Certo il forfait di Andy Murray, che ha indignato il novantenne Dick Savitt, vincitore di due Slam nel ’51 e da me intervistato (ascoltate l’audio se volete), nonché uno dei quattro americani con Don Budge, Jimmy Connors e Pete Sampras capaci di vincere l’Australian Open e Wimbledon nello stesso anno (“Non esiste che uno si ritiri il giorno prima dell’inizio del torneo rovinando un tabellone come ha fatto lui!”), ha favorito la possibilità di vedere arrivare in finale un giocatore che uscirà dal lotto di quattro giocatori senza quattro quarti di nobiltà tennistica: Querrey e Anderson, due giganti per una probabilmente noiosissima battaglia di servizi, Carreno Busta e Schwartzman, due regolaristi asfissianti da fondocampo per una non molto più eccitante sfida al centesimo palleggio. Ovviamente gli americani sperano che sia Sam Querrey, già semifinalista all’ultimo Wimbledon, a conquistare la finale della metà bassa. E direi che hanno buone chances a giudicare dalla facilità con cui Querrey si è sbarazzato del maggiore degli Zverev.

LA SITUAZIONE DEI CAMPI… VELOCI O LENTI?

I campi secondo alcuni giocatori sono più lenti del solito. Secondo altri sono le palle ad essere più lente. Altri ancora dicono che è il clima, l’umidità, gli orari, a rendere tutta una situazione più veloce o più lenta. Sono andato a chiedere se la mescola di sabbia, vernice e cemento fosse cambiata a un dirigente USTA che ha preferito mantenere l’incognito (perché altrimenti, mi ha spiegato, avrebbe dovuto chiedere l’autorizzazione al direttore del torneo Brian Earley), mi ha risposto: “I campi sono stati tutti trattati con gli stessi criteri, ma la loro esposizione, al sole, al vento e ad altro, può modificare le loro caratteristiche. Però dal 2003 non abbiamo cambiato più nulla, anche se i nostri giocatori (Isner, Querrey, Johnson, Sock) li avrebbero voluti più veloci”. Perché quello del 2003 è stato prescelto?, ho chiesto. “Perché arrivarono in finale due tennisti dalle caratteristiche assolutamente opposte, Andy Roddick e Juan Carlos Ferrero… quindi fu valutato allora che la superficie garantiva uguali possibilità a giocatori con il grande servizio e a giocatori capaci di grande regolarità. Ragionamento che non fa una grinza. Ed apprezzabile, invero, che gli americani dell’USTA non si siano fatti condizionare dai loro migliori giocatori.

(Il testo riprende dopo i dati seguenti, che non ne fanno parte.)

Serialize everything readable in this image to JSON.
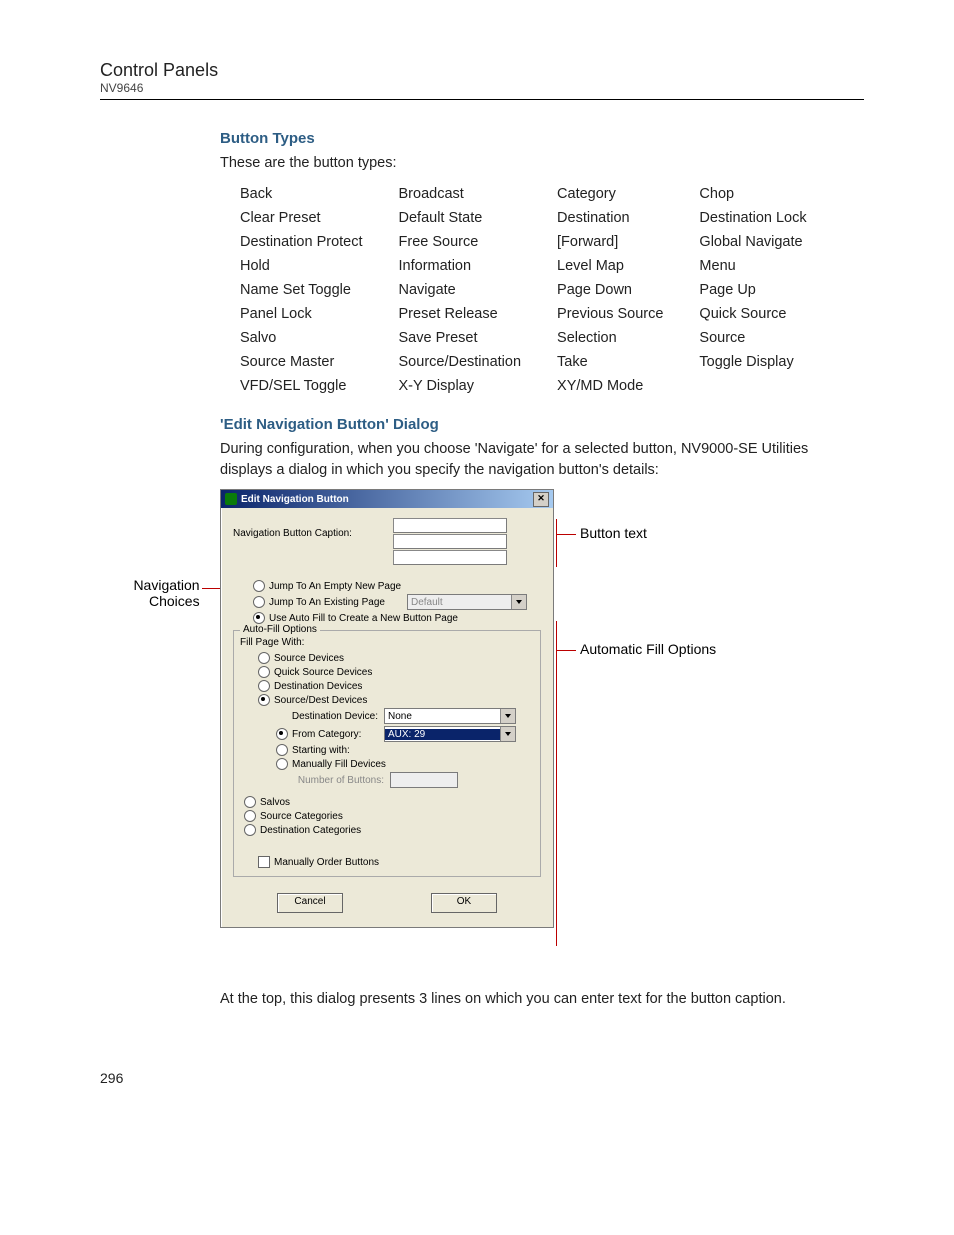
{
  "header": {
    "title": "Control Panels",
    "subtitle": "NV9646"
  },
  "s1": {
    "title": "Button Types",
    "intro": "These are the button types:",
    "rows": [
      {
        "c0": "Back",
        "c1": "Broadcast",
        "c2": "Category",
        "c3": "Chop"
      },
      {
        "c0": "Clear Preset",
        "c1": "Default State",
        "c2": "Destination",
        "c3": "Destination Lock"
      },
      {
        "c0": "Destination Protect",
        "c1": "Free Source",
        "c2": "[Forward]",
        "c3": "Global Navigate"
      },
      {
        "c0": "Hold",
        "c1": "Information",
        "c2": "Level Map",
        "c3": "Menu"
      },
      {
        "c0": "Name Set Toggle",
        "c1": "Navigate",
        "c2": "Page Down",
        "c3": "Page Up"
      },
      {
        "c0": "Panel Lock",
        "c1": "Preset Release",
        "c2": "Previous Source",
        "c3": "Quick Source"
      },
      {
        "c0": "Salvo",
        "c1": "Save Preset",
        "c2": "Selection",
        "c3": "Source"
      },
      {
        "c0": "Source Master",
        "c1": "Source/Destination",
        "c2": "Take",
        "c3": "Toggle Display"
      },
      {
        "c0": "VFD/SEL Toggle",
        "c1": "X-Y Display",
        "c2": "XY/MD Mode",
        "c3": ""
      }
    ]
  },
  "s2": {
    "title": "'Edit Navigation Button' Dialog",
    "intro": "During configuration, when you choose 'Navigate' for a selected button, NV9000-SE Utilities displays a dialog in which you specify the navigation button's details:",
    "after": "At the top, this dialog presents 3 lines on which you can enter text for the button caption."
  },
  "dialog": {
    "title": "Edit Navigation Button",
    "caption_label": "Navigation Button Caption:",
    "nav": {
      "r0": "Jump To An Empty New Page",
      "r1": "Jump To An Existing Page",
      "r1_combo": "Default",
      "r2": "Use Auto Fill to Create a New Button Page"
    },
    "group_title": "Auto-Fill Options",
    "fill_label": "Fill Page With:",
    "fill": {
      "r0": "Source Devices",
      "r1": "Quick Source Devices",
      "r2": "Destination Devices",
      "r3": "Source/Dest Devices",
      "dest_label": "Destination Device:",
      "dest_combo": "None",
      "r4": "From Category:",
      "cat_combo": "AUX: 29",
      "r5": "Starting with:",
      "r6": "Manually Fill Devices",
      "num_label": "Number of Buttons:"
    },
    "extra": {
      "r0": "Salvos",
      "r1": "Source Categories",
      "r2": "Destination Categories"
    },
    "chk": "Manually Order Buttons",
    "cancel": "Cancel",
    "ok": "OK"
  },
  "annotations": {
    "nav_choices": "Navigation",
    "nav_choices2": "Choices",
    "button_text": "Button text",
    "auto_fill": "Automatic Fill Options"
  },
  "page_num": "296"
}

RAPIDO SGUARDO AGLI INCONTRI DI LUNEDÌ

L’Anderson dei primi due set contro Lorenzi mi ha molto impressionato. Prima e seconda di servizio erano da paura. L’Anderson dei secondi due set invece era nervoso e il dritto spesso è andato in barca, salvo che nel finale. Ma Lorenzi lo ha un po’ rimesso in corsa perdendo il servizio dopo aver conquistato il break nel quarto. Era un fatto curioso, trovo, che tre dei quattro ottavi di finale di domenica fossero duelli inediti. L’unico con precedenti era Anderson-Lorenzi (3-0 ora diventato 4-0). Oggi secondo me Federer batterà Kohlscrhreiber per la 12ma volta di fila (ci ha perso 3 set in tutto!) anche non sta giocando bene, mentre Nadal rischia più grosso con Dolgopolov (6-2… ci perse a Indian Wells e al Queen’s 2014 e 2015), mentre Goffin e Rublev si affrontano per la prima volta con il belga risanato e favorito. Fra Juan Martin del Potro, in ottima forma l’altro giorno contro Bautista Agut, e Thiem potrebbe uscirne una gran partita. Se Nadal perdesse e Federer – da poco sotto contratto con un nuovo sponsor – vincesse Rafa resterebbe ancora n.1 del mondo… a meno che Roger proseguisse a vincere.

Oggi il tempo promette cielo sereno, ma freschino. Peccato che non ci siano più italiani.